Her remarkable qualities of lack of discrimination and her failure to understand the true value of things compel Pope to present her quite an amusing and trivial. Pope shows her heart as a “moving toy – shop” where images follow images without any distinction and nothing serious has any place. The rape of her lock and then her reaction to it symbolically testify to the frail nature of her fashionable society, where sexual behaviour is subject of society for certain conventional standards: “The Rape of the Lock” is a poem in which, rare examples of comparison are found because it is very rare in other English literary works that a writer is comparing or equating virginity with China wares and woman’s honour to a “new brocade and husband with lap-dogs”.
Having all the above analysis of discussion in mind, we can say openly, forcefully and vividly in the conclusion that among all the prominent heroines of English Literature, Belinda is a complex character.
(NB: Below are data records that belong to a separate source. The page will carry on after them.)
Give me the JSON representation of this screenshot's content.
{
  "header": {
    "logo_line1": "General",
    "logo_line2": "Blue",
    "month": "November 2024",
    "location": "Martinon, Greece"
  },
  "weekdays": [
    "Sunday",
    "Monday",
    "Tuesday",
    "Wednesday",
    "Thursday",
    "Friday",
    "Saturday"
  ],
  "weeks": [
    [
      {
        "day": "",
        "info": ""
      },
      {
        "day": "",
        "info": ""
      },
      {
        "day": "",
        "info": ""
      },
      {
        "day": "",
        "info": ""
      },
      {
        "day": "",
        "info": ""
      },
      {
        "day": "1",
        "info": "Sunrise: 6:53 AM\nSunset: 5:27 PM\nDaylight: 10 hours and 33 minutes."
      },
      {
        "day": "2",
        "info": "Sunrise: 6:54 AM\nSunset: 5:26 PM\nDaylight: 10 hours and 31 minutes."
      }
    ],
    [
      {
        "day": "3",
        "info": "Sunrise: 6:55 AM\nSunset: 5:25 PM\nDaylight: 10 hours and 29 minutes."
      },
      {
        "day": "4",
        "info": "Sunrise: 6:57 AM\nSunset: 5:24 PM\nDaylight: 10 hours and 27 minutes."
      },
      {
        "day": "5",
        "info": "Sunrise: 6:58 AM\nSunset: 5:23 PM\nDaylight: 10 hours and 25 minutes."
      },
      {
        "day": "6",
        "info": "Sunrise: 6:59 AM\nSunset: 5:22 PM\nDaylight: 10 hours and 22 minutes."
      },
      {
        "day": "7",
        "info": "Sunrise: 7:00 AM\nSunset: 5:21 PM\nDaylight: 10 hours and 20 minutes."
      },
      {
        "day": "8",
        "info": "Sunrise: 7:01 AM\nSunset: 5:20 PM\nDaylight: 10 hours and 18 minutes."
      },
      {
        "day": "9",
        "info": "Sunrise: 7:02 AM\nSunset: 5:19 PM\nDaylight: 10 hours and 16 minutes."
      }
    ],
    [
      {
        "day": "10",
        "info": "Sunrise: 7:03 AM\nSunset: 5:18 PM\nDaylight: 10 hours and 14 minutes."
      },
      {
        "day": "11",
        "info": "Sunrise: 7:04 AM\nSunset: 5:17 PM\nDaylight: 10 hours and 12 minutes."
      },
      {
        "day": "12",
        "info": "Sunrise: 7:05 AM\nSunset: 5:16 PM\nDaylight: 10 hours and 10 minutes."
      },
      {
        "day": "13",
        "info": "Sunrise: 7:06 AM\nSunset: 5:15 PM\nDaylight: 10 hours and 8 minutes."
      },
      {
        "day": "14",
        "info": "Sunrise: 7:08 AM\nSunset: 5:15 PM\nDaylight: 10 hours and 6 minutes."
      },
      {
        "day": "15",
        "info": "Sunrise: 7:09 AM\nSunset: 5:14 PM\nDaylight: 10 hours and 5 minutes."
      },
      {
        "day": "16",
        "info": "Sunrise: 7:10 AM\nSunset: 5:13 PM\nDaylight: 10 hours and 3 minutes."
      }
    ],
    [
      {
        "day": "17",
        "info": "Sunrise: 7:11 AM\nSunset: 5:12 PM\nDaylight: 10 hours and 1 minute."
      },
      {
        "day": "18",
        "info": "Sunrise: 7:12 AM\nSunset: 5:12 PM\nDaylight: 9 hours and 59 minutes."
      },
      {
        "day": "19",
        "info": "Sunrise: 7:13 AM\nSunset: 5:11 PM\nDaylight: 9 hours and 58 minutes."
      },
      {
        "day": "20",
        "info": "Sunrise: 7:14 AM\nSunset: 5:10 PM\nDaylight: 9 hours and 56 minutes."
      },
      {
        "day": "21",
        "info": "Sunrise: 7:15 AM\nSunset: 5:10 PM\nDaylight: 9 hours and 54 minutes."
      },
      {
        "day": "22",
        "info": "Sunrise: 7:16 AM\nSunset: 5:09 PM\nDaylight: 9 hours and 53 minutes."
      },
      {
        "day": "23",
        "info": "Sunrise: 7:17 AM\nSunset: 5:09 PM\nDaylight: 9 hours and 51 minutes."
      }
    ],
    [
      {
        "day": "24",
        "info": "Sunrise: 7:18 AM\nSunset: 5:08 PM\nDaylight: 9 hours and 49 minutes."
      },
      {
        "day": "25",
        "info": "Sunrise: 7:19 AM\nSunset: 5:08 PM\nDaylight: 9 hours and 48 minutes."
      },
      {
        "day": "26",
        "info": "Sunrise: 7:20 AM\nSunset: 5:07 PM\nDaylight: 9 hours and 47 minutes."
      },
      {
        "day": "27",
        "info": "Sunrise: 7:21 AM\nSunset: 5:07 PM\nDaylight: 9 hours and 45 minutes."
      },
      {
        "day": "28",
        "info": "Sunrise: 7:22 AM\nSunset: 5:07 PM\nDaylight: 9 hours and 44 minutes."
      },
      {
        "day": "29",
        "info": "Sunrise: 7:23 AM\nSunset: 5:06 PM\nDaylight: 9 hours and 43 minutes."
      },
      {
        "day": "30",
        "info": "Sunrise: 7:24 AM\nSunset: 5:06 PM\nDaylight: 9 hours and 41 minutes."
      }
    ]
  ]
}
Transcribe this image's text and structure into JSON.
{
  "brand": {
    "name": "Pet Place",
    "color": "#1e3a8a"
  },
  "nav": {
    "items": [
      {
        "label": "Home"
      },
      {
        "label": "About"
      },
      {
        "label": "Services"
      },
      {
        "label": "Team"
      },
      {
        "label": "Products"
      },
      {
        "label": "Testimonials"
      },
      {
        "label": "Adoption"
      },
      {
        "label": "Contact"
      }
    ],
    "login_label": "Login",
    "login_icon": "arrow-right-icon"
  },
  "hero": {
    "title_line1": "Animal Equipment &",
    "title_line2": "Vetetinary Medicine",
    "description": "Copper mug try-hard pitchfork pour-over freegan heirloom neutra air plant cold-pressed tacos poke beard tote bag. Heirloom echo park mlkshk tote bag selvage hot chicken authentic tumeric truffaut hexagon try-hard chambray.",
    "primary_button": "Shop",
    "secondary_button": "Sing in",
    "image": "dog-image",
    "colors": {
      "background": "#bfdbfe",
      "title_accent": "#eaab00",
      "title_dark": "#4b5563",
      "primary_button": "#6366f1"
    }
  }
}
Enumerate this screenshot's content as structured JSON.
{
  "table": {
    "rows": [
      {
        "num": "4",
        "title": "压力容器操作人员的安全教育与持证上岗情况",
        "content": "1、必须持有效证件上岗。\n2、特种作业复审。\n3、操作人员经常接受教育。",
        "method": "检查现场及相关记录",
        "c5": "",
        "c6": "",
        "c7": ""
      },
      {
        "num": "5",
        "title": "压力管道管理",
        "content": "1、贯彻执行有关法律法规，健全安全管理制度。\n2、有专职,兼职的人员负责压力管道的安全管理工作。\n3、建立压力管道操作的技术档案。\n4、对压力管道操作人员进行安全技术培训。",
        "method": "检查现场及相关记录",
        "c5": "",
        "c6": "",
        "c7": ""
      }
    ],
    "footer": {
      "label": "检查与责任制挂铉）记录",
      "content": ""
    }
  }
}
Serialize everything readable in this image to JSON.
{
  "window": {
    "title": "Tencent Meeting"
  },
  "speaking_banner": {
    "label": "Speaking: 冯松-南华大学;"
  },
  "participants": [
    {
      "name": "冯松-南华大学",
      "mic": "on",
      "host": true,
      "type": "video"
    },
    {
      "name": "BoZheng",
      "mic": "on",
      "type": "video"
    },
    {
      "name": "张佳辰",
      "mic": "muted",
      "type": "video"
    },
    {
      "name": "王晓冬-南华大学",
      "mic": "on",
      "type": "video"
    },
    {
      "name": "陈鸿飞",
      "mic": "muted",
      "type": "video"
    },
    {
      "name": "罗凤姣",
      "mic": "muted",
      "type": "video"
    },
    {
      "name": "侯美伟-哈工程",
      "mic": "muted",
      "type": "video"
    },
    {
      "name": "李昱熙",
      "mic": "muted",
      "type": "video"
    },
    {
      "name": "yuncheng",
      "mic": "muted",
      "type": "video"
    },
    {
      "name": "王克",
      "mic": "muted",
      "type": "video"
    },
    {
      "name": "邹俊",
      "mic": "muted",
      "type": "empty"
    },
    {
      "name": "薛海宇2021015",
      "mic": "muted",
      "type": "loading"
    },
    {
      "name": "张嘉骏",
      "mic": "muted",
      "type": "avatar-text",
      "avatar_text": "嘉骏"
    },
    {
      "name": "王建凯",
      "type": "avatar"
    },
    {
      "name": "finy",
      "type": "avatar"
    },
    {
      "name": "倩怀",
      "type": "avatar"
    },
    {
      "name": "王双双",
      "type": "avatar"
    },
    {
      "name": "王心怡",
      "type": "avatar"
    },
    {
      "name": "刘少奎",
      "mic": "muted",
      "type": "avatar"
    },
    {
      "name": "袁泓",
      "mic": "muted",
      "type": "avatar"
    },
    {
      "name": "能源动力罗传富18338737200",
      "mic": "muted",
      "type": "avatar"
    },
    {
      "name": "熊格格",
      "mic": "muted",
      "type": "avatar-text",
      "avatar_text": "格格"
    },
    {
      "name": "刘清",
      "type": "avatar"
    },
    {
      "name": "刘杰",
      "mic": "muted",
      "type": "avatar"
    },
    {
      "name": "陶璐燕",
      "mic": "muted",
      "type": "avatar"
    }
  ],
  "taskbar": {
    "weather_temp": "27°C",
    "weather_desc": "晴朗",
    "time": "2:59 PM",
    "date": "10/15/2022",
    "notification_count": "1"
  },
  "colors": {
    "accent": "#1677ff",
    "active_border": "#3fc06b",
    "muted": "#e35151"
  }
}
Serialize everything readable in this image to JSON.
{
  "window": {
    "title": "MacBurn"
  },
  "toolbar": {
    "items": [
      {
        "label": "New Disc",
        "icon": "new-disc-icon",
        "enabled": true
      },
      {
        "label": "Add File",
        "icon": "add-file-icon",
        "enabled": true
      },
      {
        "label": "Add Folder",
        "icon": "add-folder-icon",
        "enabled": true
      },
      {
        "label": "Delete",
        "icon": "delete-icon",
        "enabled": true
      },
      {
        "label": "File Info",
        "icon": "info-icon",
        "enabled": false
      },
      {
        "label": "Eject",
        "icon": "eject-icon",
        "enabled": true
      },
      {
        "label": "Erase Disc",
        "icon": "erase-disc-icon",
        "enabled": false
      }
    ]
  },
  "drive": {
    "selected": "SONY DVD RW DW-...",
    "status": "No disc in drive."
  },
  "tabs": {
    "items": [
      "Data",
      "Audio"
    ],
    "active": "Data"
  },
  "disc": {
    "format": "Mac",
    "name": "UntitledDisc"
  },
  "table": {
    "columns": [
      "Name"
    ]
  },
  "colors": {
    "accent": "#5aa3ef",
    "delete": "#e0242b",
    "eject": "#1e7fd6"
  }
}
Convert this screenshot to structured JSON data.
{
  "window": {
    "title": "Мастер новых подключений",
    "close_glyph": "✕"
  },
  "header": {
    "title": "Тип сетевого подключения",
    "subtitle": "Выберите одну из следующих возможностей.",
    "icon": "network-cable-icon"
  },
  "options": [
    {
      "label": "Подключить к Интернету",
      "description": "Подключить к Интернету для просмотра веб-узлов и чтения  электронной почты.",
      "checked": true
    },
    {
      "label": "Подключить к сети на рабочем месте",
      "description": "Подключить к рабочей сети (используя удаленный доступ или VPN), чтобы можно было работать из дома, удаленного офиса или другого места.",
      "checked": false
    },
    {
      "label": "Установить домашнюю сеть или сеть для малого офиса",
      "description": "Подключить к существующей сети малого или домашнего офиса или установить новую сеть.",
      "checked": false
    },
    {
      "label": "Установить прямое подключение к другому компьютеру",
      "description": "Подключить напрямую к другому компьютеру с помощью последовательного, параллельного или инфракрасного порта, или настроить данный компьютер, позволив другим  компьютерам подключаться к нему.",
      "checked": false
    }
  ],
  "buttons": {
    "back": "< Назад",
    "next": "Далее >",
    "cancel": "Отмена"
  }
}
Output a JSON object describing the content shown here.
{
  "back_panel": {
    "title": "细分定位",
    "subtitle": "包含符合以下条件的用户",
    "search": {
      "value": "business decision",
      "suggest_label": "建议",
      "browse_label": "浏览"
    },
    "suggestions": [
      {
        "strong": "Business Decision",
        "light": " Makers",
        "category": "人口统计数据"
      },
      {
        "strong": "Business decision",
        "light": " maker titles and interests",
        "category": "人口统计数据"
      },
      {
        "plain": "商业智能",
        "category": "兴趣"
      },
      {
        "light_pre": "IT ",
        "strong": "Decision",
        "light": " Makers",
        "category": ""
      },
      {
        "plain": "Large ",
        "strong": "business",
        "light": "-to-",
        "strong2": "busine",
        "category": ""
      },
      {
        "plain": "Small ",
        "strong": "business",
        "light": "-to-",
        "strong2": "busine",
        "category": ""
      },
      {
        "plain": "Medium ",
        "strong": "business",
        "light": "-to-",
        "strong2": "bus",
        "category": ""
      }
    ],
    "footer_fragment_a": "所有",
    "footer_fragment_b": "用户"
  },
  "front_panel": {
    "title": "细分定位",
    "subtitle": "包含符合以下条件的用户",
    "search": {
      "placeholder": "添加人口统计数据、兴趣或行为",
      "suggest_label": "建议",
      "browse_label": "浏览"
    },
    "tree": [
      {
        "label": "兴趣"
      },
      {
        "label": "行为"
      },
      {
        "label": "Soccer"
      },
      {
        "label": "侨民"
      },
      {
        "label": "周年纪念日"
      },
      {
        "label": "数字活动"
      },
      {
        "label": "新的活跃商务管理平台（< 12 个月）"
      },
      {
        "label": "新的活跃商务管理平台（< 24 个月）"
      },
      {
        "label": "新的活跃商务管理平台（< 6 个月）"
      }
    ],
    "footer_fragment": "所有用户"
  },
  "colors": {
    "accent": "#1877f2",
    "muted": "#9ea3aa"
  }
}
There is no single term or formula enough to cover up her qualities. There is no doubt in saying that she is a true representative of the aristocratic women of the 18th century and it is through her character that we come to know about the shallowness, aimlessness and purposelessness of the routine of women of the upper-class of the Pope’s age.
She is more than a type because she has her own personality and above all she is remarked by her own traits, characteristics, whims and fancies of her personality. In the very beginning of the poem, we see that Pope firstly describes her a goddess and in the end a heavenly being All this shows Pope’s own loveful attitude towards a fair-sex. Pope worshiped beauty and had an over-riding respect for a girl of charms Lastly, what kind of attribution of lofty and sublime words has Pope given to her dream girl-Belinda in his poem of the “Rape of the Lock“, no other writer had given such kind of homage, respect and honour to his heroine.